America's first student news network, Hiki No – it means "can do" – premieres Feb. 28 on PBS Hawaii, reports the Star-Advertiser in Honolulu. Students from more than 50 public, charter and private high schools and middle schools in the state will contribute to the first season. Initially there will be one one new half-hour, student-created newscast each week; eventually, the project is shooting for six new Hiki No newscasts weekly. Newscasts also will be available on PBS Hawaii's website. Funding was provided by CPB and the Clarence T.C. Ching Foundation.

Local filmmaker Stuart Yamane also created a half-hour documentary, "Backstory: The Making of Hiki No," which debuted Feb. 21.

Joyce Campbell to retire; worked at KCET, WETA, KQED

Joyce Campbell, who has worked in public television continuously since 1959, is retiring as KCET's vice president of education and children's programming. Her last day is March 18.

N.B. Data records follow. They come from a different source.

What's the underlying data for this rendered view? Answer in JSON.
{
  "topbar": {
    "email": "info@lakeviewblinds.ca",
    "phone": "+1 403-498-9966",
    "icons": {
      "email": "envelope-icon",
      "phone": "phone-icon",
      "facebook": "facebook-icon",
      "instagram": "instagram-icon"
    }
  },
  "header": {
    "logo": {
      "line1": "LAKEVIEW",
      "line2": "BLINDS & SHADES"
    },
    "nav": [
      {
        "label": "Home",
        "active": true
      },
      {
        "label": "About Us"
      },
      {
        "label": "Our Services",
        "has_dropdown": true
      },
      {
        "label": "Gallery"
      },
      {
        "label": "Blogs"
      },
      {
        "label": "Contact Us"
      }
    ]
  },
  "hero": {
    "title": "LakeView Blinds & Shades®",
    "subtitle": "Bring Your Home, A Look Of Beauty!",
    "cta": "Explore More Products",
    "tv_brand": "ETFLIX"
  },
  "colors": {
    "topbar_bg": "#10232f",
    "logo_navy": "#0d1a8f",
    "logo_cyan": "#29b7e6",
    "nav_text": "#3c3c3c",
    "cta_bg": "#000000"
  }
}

Campbell has been with the Los Angeles station for 20 years. She's supervised many of the station's major initiatives, from bi-lingual pledge programs to California Connected, the science series The Human Quest and A Place of Our Own and Los NiƱos en Su Casa, for Spanish- and English-speaking child caretakers. Most recently, she  helped develop Sid the Science Kid with the Jim Henson Co. and served as KCET e.p. on the series through the production of its second season, just wrapping.

Prior to KCET, Campbell was senior v.p. and station manager at WETA in Arlington, Va. She also worked at KUID-TV in Moscow, Idaho. She began her career at KQED in San Francisco, as a senior producer/director helping to cover the tumultuous 1960s in the Bay Area. One memory: While directing a live concert at the Berkeley Folk Festival, Country Joe and the Fish, standing before the American flag, used the “f” word. The next morning, the FBI was at the station. Fortunately, no fines.

Campbell and her husband, David Campbell, are planning an adventurous start to her retirement: a trip to the Serengeti.

PBS, the antidote to "Ice Road Truckers"

PBS President Paula Kerger was in Knoxville recently, and chatted with Metro Pulse. One topic: Why PBS remains unique in the world of TV. "There are just so many options, and so many channels have pursued different niches. ... Other channels, like the Learning Channel, Bravo, and the History Channel started down the path towards being a commercial version of public broadcasting, but they’ve all moved away from it. ... The History Channel’s name franchise is now Ice-Road Truckers, you know? So we’re still providing something no one else is."